I guess the expectation was gone. Even though he previously never called on a Tuesday, with the breakup I now knew for certain he would never call on a Tuesday. I was done waiting. It's what I wanted: to stop waiting. My entire relationship was spent waiting on that boy. Waiting for him to call, waiting to pick him up, waiting for him to get a job, waiting for him to emotionally commit.
I never realized how much energy I had spent waiting on him. Because even though I'm still sitting on my couch watching TV on a Tuesday night, I'm no longer waiting, and that's what feels different. That's what has been missing, making me feel lonely. I guess I was the ultimate multi-tasker. I would cook dinner while waiting. I would eat dinner while waiting. Watch TV and knit while waiting. Sleep and wait.
I realized in my past two relationships, I have been waiting for the boys to catch up to me. Get a job. Get your finances together. Be productive with your life. Rise up and meet me. And the saddest part about that was that these boys were significantly older than me: S by 5 years and Christopher by 7.5. If you don't have your shit together by your mid-thirties, it ain't going to happen.
Somewhere in my mid-twenties I started dating older men.
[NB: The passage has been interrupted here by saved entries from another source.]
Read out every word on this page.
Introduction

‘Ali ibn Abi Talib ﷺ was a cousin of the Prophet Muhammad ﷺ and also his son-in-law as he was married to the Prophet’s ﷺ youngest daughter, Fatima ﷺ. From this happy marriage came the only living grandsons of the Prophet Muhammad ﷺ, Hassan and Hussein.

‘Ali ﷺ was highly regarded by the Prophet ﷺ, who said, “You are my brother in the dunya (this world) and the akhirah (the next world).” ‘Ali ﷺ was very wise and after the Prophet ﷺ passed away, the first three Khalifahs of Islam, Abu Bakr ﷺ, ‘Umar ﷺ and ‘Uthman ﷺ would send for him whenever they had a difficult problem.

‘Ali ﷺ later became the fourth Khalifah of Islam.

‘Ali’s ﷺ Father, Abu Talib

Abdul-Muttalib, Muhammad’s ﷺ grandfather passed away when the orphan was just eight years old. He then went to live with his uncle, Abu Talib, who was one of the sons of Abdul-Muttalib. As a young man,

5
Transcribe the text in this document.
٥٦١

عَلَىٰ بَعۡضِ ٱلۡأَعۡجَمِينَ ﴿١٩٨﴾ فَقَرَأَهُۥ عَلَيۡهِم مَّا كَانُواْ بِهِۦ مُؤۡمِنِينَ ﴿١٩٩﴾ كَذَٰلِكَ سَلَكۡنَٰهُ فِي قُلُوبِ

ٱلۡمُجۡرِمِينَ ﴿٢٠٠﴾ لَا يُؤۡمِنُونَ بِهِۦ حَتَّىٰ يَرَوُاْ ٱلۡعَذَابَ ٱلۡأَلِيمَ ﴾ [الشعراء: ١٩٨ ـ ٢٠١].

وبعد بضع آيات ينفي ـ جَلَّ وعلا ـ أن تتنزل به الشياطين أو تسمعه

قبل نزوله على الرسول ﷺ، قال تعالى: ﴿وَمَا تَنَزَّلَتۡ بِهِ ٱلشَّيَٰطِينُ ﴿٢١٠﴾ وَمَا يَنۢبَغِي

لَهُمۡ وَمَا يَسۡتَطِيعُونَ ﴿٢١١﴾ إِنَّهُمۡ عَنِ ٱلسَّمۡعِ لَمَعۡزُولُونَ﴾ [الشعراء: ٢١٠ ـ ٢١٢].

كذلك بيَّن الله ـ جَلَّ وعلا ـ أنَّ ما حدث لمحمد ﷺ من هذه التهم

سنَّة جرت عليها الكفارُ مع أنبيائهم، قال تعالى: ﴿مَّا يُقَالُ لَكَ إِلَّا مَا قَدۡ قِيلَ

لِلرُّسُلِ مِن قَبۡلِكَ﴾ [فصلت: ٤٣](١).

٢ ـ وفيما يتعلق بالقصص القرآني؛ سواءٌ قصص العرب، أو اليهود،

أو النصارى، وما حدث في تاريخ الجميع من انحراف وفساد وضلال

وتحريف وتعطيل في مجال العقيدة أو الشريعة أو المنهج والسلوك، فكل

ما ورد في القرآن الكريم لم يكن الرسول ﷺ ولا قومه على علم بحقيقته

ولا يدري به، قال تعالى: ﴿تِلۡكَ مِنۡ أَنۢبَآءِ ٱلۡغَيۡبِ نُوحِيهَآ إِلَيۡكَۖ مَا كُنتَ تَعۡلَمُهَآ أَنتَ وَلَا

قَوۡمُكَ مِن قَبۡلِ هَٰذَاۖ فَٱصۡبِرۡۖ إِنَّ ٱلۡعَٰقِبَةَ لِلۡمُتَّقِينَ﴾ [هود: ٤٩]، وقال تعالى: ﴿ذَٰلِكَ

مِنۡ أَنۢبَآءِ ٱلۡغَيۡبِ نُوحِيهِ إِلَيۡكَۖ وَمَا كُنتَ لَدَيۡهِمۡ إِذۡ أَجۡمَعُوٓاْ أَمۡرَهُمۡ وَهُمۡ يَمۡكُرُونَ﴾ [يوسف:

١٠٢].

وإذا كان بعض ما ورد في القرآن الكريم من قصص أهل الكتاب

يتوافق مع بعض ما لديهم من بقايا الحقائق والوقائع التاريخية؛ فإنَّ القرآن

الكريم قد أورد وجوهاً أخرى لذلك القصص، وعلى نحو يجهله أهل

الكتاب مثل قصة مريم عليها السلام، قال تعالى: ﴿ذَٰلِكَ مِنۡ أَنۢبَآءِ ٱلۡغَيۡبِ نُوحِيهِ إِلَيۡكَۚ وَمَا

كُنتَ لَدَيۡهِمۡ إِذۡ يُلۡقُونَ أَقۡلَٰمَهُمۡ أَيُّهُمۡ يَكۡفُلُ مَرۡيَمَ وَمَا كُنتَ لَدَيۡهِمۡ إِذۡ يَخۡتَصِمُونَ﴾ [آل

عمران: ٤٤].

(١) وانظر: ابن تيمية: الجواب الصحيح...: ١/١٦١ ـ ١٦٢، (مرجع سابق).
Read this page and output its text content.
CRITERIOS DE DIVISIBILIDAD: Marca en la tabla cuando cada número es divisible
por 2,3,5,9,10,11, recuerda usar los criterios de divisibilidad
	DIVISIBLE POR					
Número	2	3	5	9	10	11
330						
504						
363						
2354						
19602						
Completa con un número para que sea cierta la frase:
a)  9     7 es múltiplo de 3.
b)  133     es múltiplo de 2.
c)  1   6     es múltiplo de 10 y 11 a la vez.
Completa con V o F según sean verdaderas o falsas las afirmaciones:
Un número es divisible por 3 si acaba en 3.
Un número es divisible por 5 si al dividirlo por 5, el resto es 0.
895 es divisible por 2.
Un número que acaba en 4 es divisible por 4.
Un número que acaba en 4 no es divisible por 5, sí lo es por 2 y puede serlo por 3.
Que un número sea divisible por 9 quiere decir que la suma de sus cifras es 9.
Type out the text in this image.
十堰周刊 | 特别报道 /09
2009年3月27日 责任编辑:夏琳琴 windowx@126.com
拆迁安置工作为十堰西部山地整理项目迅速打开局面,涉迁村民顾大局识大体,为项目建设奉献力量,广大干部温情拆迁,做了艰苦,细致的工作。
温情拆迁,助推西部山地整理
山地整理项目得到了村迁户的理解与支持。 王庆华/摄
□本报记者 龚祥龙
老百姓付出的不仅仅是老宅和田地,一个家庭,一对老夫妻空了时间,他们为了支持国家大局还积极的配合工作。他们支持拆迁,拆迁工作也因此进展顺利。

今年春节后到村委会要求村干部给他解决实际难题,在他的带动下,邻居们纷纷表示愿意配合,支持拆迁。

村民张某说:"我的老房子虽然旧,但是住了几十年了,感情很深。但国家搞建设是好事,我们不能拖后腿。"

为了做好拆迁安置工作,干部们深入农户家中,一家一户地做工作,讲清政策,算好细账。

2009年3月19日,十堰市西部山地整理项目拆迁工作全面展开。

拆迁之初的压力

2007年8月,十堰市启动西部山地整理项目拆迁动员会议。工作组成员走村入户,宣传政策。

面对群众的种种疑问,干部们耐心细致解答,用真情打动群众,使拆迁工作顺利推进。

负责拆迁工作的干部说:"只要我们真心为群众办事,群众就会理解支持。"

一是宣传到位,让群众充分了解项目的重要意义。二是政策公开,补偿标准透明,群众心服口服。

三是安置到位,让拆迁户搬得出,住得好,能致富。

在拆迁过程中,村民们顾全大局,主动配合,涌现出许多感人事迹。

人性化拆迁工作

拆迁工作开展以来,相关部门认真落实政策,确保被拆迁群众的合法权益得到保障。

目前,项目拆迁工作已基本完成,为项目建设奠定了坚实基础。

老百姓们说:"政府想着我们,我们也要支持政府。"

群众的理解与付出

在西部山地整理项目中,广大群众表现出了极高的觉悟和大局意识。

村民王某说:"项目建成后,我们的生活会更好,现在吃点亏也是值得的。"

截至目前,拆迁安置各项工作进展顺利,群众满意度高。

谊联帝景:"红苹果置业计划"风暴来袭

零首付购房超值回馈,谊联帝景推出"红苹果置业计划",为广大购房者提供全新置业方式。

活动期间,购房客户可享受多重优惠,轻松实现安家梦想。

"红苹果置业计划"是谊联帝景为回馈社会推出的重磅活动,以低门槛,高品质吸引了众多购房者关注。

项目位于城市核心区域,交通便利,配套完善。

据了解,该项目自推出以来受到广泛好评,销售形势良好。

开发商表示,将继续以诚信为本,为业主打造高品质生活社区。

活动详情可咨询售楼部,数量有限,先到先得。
Adam was 35 when I was 24. Christopher, the first time, was 32. I guess it was those last few years of college when I had four boyfriends in a row break up with me because they weren't ready to commit. I remember crying to my mom about it and she said my father did the same to her and that men go through this weird stage when they're graduating. So I thought I would bypass the commitment-phobia and go straight into the thirties where men were supposed to be a little more settled. Domesticated, as I like to put it.
That turned out to be a pretty naïve idea.
I don't remember which friend said this to me—because apparently I have really wonderful friends who say really wonderful things—but she said that I needed to date someone who would elevate me. I just remember how foreign that sounded when she said it.
So this is my pledge to stop waiting, including the whole "I'm going to live my life and if he calls, great, and if he doesn't, I won't notice." Because apparently I do.